10 Juin 2014. Mossoul tombe aux mains de l’Etat islamique. Ses combattants s’emparent du matériel de l’armée irakienne. Quelques jours plus tard, le 23 juin, ils reprennent l’offensive sur Kobane, en visant d’abord des villes sur l’Euphrate. Les Kurdes doivent faire face à des troupes bien entraînées et bien équipées. Selon un communiqué des YPG, 3 000 obus de mortier tombent sur la petite ville de Zawr Maghar, sur l’Euphrate, alors que jusqu’à maintenant, les djihadistes devaient se contenter de raids nocturnes.
Succès, pour ISIS. Après trois semaines de combats, les Kurdes reconnaissent leur défaite le 9 juillet : ils se sont retirés de plusieurs villes, et les djihadistes ont enfin leur zone-tampon. La route Manbij-Hassakeh est sécurisée.

Mais Kobane tient toujours. Alors que dans le Kurdistan syrien, on parle de mettre en place la conscription obligatoire, la contre-offensive se réorganise. 800 combattants du PKK arrivent des camps d’entraînement de Turquie. Les troupes fraîches et entraînées relance les combats avec ISIS. Village après village, les Kurdes grignotent la zone-tampon nouvellement créée. A nouveau, l’axe Manbij-Hassakeh est menacé.
Mais ISIS tient toujours Sarrin et son pont sur l’Euphrate. Les combats se calment. Ils se déplacent beaucoup plus à l’est : le 3 août, l’Etat islamique lance sa grande offensive sur le Kurdistan irakien.

 

Dernier épisode. Le 10 septembre, Les Kurdes des YPG et d’autres groupes rebelles annoncent la mise en place d’un commandement commun – « Le Volcan de l’Euphrate » – pour reprendre les villes aux environs de Sarrin mais aussi plus loin, Manbij voire Raqqa, le bastion syrien d’ISIS. Parmi les groupes rebelles qui ont rejoint cette coalition, Liwa el-Tawhid, qui en janvier 2014 combattait… les Kurdes, aux côtés d’ISIS. Le Volcan de l’Euphrate lance ses premières attaques dans la foulée.

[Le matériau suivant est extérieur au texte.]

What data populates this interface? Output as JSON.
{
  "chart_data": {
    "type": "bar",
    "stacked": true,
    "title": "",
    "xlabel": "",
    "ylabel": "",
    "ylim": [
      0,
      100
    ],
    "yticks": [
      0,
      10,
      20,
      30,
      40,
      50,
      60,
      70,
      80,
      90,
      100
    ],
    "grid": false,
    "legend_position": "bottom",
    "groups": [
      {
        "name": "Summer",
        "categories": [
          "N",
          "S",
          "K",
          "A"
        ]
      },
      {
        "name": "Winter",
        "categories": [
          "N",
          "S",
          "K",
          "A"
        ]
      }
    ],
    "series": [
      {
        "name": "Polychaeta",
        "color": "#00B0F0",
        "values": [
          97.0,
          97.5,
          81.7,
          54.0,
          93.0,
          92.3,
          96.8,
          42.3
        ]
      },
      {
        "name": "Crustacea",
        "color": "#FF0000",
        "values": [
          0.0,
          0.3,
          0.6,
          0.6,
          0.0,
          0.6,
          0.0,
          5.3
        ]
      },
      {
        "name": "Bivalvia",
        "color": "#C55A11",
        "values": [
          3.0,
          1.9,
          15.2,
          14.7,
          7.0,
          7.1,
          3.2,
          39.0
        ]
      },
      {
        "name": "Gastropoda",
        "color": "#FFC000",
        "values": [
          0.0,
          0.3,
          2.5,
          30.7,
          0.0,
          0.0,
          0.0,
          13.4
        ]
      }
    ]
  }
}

La réaction a été rapide. Cette coalition menace directement des emplacements stratégiques pour les djihadistes. Ceux-ci mettent en place une contre-offensive rapide et massive, avec blindés et artillerie, dans l’espoir d’en finir une bonne fois pour toutes avec le bastion de Kobane. Ils s’emparent en quelques jours de dizaines de villages kurdes, provoquant la fuite de dizaines de milliers de personnes.

 

Mais en 6 mois de combats, les djihadistes n’ont jamais été en mesure de s’emparer du bastion de Kobane ni d’en chasser les Kurdes. Ceux-ci ont toujours tenu, puis contre-attaqué. On verra bien ce que donneront les effets du Volcan de l’Euphrate.